A somewhat novel but well-powered study has taken a look at how often low physical activity is seen among people with psychotic symptoms or a diagnosed psychosis disorder. Since cardiovascular and metabolic diseases are one of the driving forces behind why those with psychotic illness die earlier than the general population, investigating the nature of physical activity among this group could lead to improvements in treatment recommendations.
In Brief: Psychosis
Psychosis is a symptom that involves losing touch with some element of reality. This is usually characterized by hallucinations, delusions, catatonia, or disorganized thoughts that can render writing and speech unintelligible. Different types of psychosis are tied to different mental disorders or psychological problems such as schizophrenia, bipolar disorder, PTSD, sleep deprivation, sudden periods of high stress (“mental breakdown” or “nervous break”), and so on.
The researchers looked at 204,186 participants aged 18-64. The participants were divided into three goups: those who had no psychosis diagnosis and had no psychosis symptoms within the past year, those who have experienced psychotic symptoms but lack a diagnosis (“subclinical psychosis”) and those who both have a diagnosis and experience psychotic symptoms. These individuals were assessed for whether they complied with the recommended 150 minutes of moderate-to-vigorous physical activity per week, as well as possible reasons behind low physical activity (if any).

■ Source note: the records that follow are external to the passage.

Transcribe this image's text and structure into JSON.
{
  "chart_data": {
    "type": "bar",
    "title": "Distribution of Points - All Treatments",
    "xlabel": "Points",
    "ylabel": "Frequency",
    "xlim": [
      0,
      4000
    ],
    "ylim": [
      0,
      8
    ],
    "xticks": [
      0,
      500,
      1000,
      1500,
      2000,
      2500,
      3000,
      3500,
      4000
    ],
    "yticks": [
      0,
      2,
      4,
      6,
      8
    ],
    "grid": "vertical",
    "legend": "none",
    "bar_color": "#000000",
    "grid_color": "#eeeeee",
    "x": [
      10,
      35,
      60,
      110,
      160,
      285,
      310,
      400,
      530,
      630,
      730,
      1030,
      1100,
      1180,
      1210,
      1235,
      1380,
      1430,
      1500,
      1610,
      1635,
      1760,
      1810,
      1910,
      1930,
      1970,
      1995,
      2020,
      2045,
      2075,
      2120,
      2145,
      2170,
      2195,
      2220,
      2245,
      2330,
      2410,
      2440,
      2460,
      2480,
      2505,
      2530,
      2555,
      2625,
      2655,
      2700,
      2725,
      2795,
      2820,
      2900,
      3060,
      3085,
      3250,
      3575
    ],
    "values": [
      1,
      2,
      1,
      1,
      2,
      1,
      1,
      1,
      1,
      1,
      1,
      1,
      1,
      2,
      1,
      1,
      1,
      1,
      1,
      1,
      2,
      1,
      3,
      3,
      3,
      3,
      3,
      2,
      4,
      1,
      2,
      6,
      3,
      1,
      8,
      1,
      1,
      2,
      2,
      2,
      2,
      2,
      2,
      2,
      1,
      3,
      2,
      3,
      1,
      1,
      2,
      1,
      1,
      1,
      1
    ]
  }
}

It was found that there was a prevalence of low physical activity in 27% of the control group, 24.3% of the subclinical group, and in 33% of the diagnosed group. This difference was strongest among males of the diagnosed group, with females showing a much weaker association. The reason for this discrepancy is theorized to be related to how men tend to experience early-onset mental illness more frequently than women and because men often have higher burdens of negative symptoms from their conditions.
When the men were looked at for the reasons behind their low physical activity, it was found that mobility difficulties, self-care problems, depression, pain and discomfort, cognitive difficulties, sleep and energy disruptions, and vision problems made up the primary reasons behind the inactivity.
As for why the diagnosed group would show noticeably less physical activity but the subclinical group did not, the researchers also offer some thoughts. For instance, the intensity and/or frequency of psychotic would be lower among the subclinical group. Subclinical, after all, means symptoms are not disruptive or overt enough to drive someone to a doctor or otherwise bring themselves to medical attention. Since someone with a psychotic diagnosis is much more likely to be on medication for their condition, it is also proposed that side effects from therapeutic drugs, like sedation, could be involved as well.
What This Means
This study is a good launch point for finding ways to help those with psychotic symptoms overcome low physical activity. It has identified that there is a problem, made note of who is most affected by that problem, and even found a few of the obstacles that are allegedly (it was a survey, after all) keeping patients from getting their needed exercise. Not a bad bit of work, all things considered.
Stubbs, B., et. al., “Physical Activity Levels and Psychosis: A Mediation Analysis of Factors Influencing Physical Activity Target Achievement Among 204 186 People Across 46 Low-and-Middle-Income Countries,” Schizophrenia Bulletin, 2016; 10.1093/schbul/sbw11.